©2015 Chris Terrell
How the Mighty Have Fallen!
I’m not a big fan of chain restaurants.* The food is generally uninspiring and pretty much the same. There are but so many ways one can deep fry something or slap a Bourbon barbecue sauce on a slab of meat. I guess my biggest compliant is one of value, which is interesting because the marketing departments for places like TGI Fridays or Applebee’s have convinced people that they offer good food at a good price. But by the time, you’ve had a couple of Summer Squeezes (real drink from the Applebee’s bar menu) and some Churro S’mores (real appetizer from Applebee’s menu), and….
OK, I have to stop here. This thing called Churro S’mores is a real appetizer, or “app” in Applebee’s-speak! It consists of some kind of bread with a toasted marshmallow and chocolate dipping sauce. This is listed in the “bar snacks” section of the menu. Really?! Why the hell would I get this at a bar?! What full-grown, gainfully employed, self-respecting American male is going to drink a martini and eat this concoction?
OK, sorry about that digression…..
And so you order the Bourbon Street Steak and the Bourbon Street Chicken and Shrimp (both real items—these guys obviously love New Orleans!), Triple Chocolate Meltdown (real) for dessert, and now you are out about $60 for a party of two after tip. You’d be better off to go to a local mom-and-pop restaurant. The food would be better, and you’d be helping the local economy.
But the more important question is how did I end up at an Applebee’s on a Sunday afternoon? The short answer is: soccer. This past weekend, I fulfilled my annual paternal duty of taking one of my sons to the state soccer tournament in Decatur, Alabama. If you’ve ever been to Decatur, well you’re not missing much, and this comes from someone who lives in Alabama, so I’m used to being under-whelmed. Our team did better than expected, but after the last game on a Sunday afternoon, we were hungry. Someone suggested Applebee’s. I could have easily protested but my food-snobbery is well established amongst the soccer parents. I relented mainly out of curiosity. I saw this as a sociological experiment. What makes people go to Applebee’s? Am I missing something? Can it really be that bad? Maybe it has improved since the last time I went to one on a business trip on April 23, 1997.

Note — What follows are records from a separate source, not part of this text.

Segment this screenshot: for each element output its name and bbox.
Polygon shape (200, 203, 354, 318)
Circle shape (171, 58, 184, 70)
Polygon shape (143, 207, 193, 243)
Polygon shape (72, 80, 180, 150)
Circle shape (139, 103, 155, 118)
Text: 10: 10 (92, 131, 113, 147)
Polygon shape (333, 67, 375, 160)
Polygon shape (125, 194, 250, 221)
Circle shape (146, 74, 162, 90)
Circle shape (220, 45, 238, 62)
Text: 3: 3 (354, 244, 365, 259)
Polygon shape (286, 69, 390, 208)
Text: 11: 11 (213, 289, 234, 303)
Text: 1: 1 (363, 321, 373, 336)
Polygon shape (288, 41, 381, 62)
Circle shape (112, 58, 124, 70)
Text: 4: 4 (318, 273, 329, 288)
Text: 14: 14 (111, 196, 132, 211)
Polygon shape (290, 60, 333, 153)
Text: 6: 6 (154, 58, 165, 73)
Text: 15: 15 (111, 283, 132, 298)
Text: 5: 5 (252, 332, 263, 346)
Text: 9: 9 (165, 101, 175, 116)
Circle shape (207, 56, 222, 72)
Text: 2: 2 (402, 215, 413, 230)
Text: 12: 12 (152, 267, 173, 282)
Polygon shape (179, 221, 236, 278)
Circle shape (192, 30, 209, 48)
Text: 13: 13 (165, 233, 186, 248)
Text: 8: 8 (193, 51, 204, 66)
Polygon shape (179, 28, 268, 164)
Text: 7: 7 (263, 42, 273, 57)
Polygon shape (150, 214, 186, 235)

The staff was pleasant enough and the beer was cold. But the food? It is what it is. I got the Thai Shrimp salad, which was not too bad after I added a bit more salt and pepper. More importantly, the kids enjoyed it and had a good time. At the end of the day, I was not completely disappointed because my expectations were met. I mean really, I don’t go to McDonalds expecting seared foie gras and black truffles.
By now, I’m sure the casual reader of this blog is thinking, “this guy’s a real snob,” and I probably wouldn’t blame you. But I’m not. I eat in hole-in-the-wall BBQ joints; Mexican restaurants, hot dog stands and love every bite. The difference is that these are restaurants owned by real people who love what they do. Not some homogenized chain restaurant with a menu created by marketing lackeys.
But then again, chain restaurants are as American as apple pie. It all started in 1940 along the Penn Turnpike, where motorists could turn off the Pike and pull up to a building that resembled a New England town hall with a painfully bright orange roof and turquoise blue cupola. Howard Johnson’s or HoJo for short. This was arguably the first franchised restaurant, founded in 1925 in Quincey, Massachusetts, by Howard Deering Johnson. It was famous for its fried clam strips, chicken pot pies, “Frankforts” (HoJo’s version of a hot dog), and 28 flavors of ice cream (including peppermint stick). I grew up on HoJos. No road trip to Florida would be complete without dinner at HoJo’s, where my mom would invariably order the fried clam strips, while I quivered in anticipation of the peppermint stick ice cream that came with a sugar cookie shaped like a delta wing jet plane. They also had a birthday club, and I recall going to the local HoJo’s for my annual complimentary birthday cake.
At HoJo’s peak, there were over 900 orange roofs across America. Today, only two restaurants remain.
|How the Mighty Have Fallen Too|
I really have no way of knowing if the food at the HoJos of my youth were any better or worse than your local Applebee’s today. I do know that they just felt different—full of youthful promise. Only in that optimistic era could you have a restaurant as garnish as a HoJos. There’s a reason, Howard Johnson’s figured prominently in an episode of Mad Men. The title of that episode is Faraway Places. How apropos.
So here’s a modest proposal to myself. The next time I’m asked to go to an Applebee’s, I won’t complain or make some snarky comment. I’ll just squint and pretend it’s 1975, and I’m five years old eating a chocolate birthday cake with some peppermint stick ice cream.
That sounds pretty inspiring, don’t you think?
* Fast-food joints are excluded from my definition. Who doesn’t like a good fast-food burger now and then? And besides, we all know these are not really restaurants.